Koen Vanmechelen is an internationally acclaimed conceptual artist, whose practice ranges across all media from paintings, sculpture and video to large bio-installations, social events and public engagement projects. The extensive exhibition It’s About Time presents 29 works in different media both in the museum building and its surrounding park, including large expressionist paintings and sculptures made of bronze, marble and taxidermic animals.
The exhibition also introduces the Mechelse Maatiaiskana, the 22nd generation of Vanmechelen’s world-famous chicken breeding program, the Cosmopolitan Chicken Project. The resulting art work has been shown in exhibitions all over the world. It has also attracted growing interest amongst scientists. Each successive generation of the CCP has proven to be more resilient, longer living, less susceptible to disease, and less aggressive than the previous one. Lucy, on the other hand, is a Cosmopolitan Pig, a cross breeding of a Hungarian Mangalica and a Finland-born Duroc.
Vanmechelen works at the intersection of art, nature and science. Key concepts of his art include evolution, diversity, domestication, and cross-breeding. A profoundly ethical artist, he is concerned about the state of the Earth and a sustainable future for all species. In his work he seeks both symbolically and concretely to open perspectives into a future where people and other species live in a state of balance. He also underlines the importance of the mobility of people and ideas and sees mental and physical barriers as threats to the development of culture and society.

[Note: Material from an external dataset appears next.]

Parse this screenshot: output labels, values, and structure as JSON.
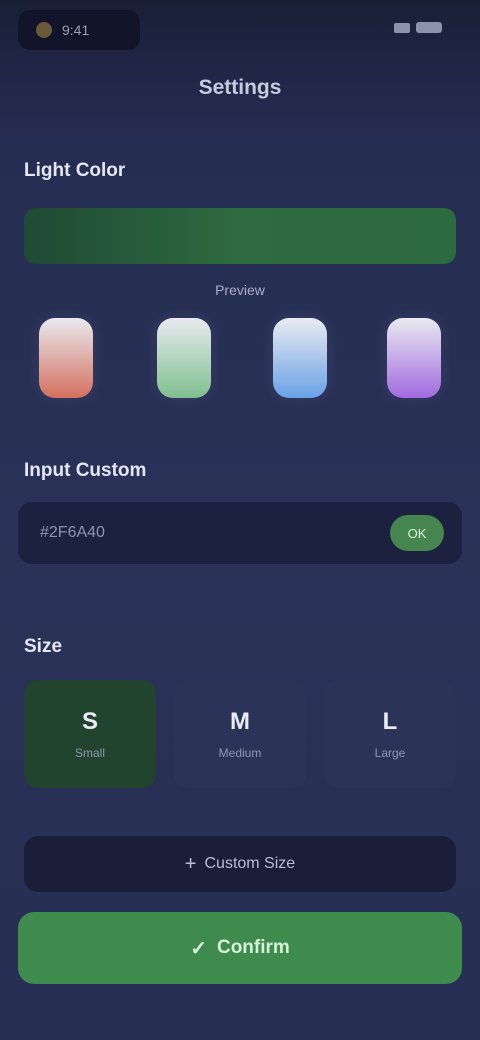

“An artist is motivated by the desire to change the world, not by the power to possess it,” says Vanmechelen. He sees that the time of silence and contemplation has ended, and people have to act. “We need to start taking diversity seriously. There is no ‘in between’ anymore. We have to break the cage of monoculture, and this breathtaking museum in Mänttä seems to be the right place for that switch.”
The exhibition is curated by Timo Valjakka in cooperation with JSVCProjects/London. It is accompanied by a fully illustrated 144-page book with essays by Rod Mengham and Hanna Johansson and an interview with the artist by Jill Silverman van Coenegrachts. The book is published by Serlachius Museums and Parvs Publishing in two language versions, English and Finnish.
Serlachius Museums The Serlachius Museums are located in the small town of Mänttä in Central Finland. Mänttä, which developed around the paper industry in the late 19th century, has undergone industrial restructuring, but in recent years has risen to become one of Finland’s best known art towns.